The impetuous, manipulative Izzy, effectively a child in a young woman's body because of her pregnant mother's drinking, can't grasp the loss and relies even more heavily on Deirdre for daily support. Deirdre knows that she'll have to put her own life on hold to care for the sibling who's also her closest friend; she feels overwhelmed by and sometimes angry at what she must do.
Both are innocents with few social skills; since neither has a well-developed internal censor, verbalizing their feelings can get them into trouble.
Enter Freddie Seven Horses ( Ryan Cunningham ), a vacuum-cleaner salesman who's drawn to both sisters in different ways. His interest is returned, but not in the way he expects.

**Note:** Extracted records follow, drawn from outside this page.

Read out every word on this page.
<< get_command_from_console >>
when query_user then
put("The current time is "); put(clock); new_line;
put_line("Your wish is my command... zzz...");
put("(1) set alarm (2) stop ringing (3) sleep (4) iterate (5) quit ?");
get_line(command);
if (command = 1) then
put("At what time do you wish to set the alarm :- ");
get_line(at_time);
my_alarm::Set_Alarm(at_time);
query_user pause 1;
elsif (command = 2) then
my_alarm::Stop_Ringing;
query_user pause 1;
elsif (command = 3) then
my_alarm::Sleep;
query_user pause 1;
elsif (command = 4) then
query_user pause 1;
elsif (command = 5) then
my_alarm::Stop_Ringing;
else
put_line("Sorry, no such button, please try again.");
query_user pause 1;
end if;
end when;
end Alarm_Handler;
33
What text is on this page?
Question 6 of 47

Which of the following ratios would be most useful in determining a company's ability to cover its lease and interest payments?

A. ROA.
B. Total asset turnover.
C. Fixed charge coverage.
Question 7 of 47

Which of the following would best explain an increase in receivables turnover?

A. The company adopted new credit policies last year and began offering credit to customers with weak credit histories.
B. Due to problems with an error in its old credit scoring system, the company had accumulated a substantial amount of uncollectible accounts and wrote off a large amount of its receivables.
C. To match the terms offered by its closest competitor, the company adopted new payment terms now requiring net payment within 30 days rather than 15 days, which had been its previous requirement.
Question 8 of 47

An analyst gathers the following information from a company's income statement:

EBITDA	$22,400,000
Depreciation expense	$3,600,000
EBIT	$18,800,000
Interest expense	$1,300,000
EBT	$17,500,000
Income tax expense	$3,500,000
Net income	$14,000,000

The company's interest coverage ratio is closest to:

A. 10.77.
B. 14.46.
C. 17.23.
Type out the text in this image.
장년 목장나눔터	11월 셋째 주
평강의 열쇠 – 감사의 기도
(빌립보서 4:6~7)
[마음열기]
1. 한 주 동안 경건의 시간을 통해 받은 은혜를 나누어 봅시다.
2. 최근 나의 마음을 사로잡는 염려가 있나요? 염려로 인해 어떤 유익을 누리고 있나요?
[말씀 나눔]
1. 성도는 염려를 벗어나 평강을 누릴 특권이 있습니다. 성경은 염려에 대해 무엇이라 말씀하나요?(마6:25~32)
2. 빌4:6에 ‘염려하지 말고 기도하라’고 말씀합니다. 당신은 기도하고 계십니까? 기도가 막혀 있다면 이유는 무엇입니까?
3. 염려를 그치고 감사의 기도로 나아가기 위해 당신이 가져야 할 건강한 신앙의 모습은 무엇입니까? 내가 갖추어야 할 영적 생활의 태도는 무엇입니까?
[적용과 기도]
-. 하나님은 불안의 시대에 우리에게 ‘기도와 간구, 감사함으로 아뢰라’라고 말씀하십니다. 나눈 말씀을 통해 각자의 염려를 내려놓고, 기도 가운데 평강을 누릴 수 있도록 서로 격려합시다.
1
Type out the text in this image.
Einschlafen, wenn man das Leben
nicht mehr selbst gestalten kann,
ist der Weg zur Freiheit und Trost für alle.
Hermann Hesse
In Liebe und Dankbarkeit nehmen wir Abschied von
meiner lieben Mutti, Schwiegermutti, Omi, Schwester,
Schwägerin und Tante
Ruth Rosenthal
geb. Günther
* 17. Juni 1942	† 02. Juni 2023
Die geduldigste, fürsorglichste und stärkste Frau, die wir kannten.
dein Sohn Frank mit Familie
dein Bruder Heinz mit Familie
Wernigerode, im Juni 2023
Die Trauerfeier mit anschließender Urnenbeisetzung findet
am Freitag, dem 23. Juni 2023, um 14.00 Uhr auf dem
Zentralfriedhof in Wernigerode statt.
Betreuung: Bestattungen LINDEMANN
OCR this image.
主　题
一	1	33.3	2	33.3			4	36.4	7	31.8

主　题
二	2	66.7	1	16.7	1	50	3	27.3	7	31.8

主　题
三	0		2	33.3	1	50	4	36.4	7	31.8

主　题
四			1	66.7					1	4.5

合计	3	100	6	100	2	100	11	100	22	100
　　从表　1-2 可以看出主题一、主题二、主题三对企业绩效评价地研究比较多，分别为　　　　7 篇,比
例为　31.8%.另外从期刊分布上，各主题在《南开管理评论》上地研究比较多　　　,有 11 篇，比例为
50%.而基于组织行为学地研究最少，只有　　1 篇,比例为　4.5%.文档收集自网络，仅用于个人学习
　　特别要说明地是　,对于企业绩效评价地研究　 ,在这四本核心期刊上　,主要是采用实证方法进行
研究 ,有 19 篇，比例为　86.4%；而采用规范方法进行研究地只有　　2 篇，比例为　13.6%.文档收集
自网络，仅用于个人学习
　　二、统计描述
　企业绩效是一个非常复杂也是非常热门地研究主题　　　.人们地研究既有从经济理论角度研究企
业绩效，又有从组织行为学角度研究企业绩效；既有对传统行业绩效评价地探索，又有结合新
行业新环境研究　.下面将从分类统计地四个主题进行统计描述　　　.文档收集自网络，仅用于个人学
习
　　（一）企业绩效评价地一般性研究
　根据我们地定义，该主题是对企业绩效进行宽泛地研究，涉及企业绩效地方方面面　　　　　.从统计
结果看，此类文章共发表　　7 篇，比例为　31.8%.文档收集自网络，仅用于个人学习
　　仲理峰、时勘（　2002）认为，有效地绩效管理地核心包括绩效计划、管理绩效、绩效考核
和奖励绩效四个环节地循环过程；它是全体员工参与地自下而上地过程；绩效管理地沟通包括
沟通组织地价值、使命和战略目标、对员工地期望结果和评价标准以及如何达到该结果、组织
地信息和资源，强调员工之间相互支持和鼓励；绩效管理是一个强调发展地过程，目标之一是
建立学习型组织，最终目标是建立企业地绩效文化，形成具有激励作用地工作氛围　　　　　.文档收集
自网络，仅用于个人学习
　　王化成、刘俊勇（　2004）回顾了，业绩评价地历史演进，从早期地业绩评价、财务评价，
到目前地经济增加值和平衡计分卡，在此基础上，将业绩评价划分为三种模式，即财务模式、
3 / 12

Beagan follows up the success of the Dora-winning Thy Neighbour's Wife with another powerful piece of writing, capturing real feelings with remarkable brevity. Though there are moments when the script gets moralistic, that preachiness emerges from character rather than as the author's message.
She doesn't shy away from the comedy of the central situation either. The sisters, especially Deirdre, sometimes have to make fun of what's happening in order to move on. Some situations are better endured with a smile, albeit a grim one, than with tears or rage.
Director Ruth Madoc-Jones has drawn powerful performances from the cast. Washburn and Faulkner reveal the neediness, warmth, anger, frustration and love between the sisters. Cunningham's Freddie has real sweetness and charm along with a touch of caring shyness, while Sharon Bakker 's neighbourly Mrs. Harper, with her narrow views and reliance on stereotypes, tips the action toward tragedy.
Bookending the show are a pair of masterful monologues, one in which the Isabelle-who-might-have-been looks at the world cogently, and the other in which Deirdre sees the tragic pattern she's unwittingly helped continue. Washburn and Faulkner deliver them splendidly, in the process unveiling their characters' hearts.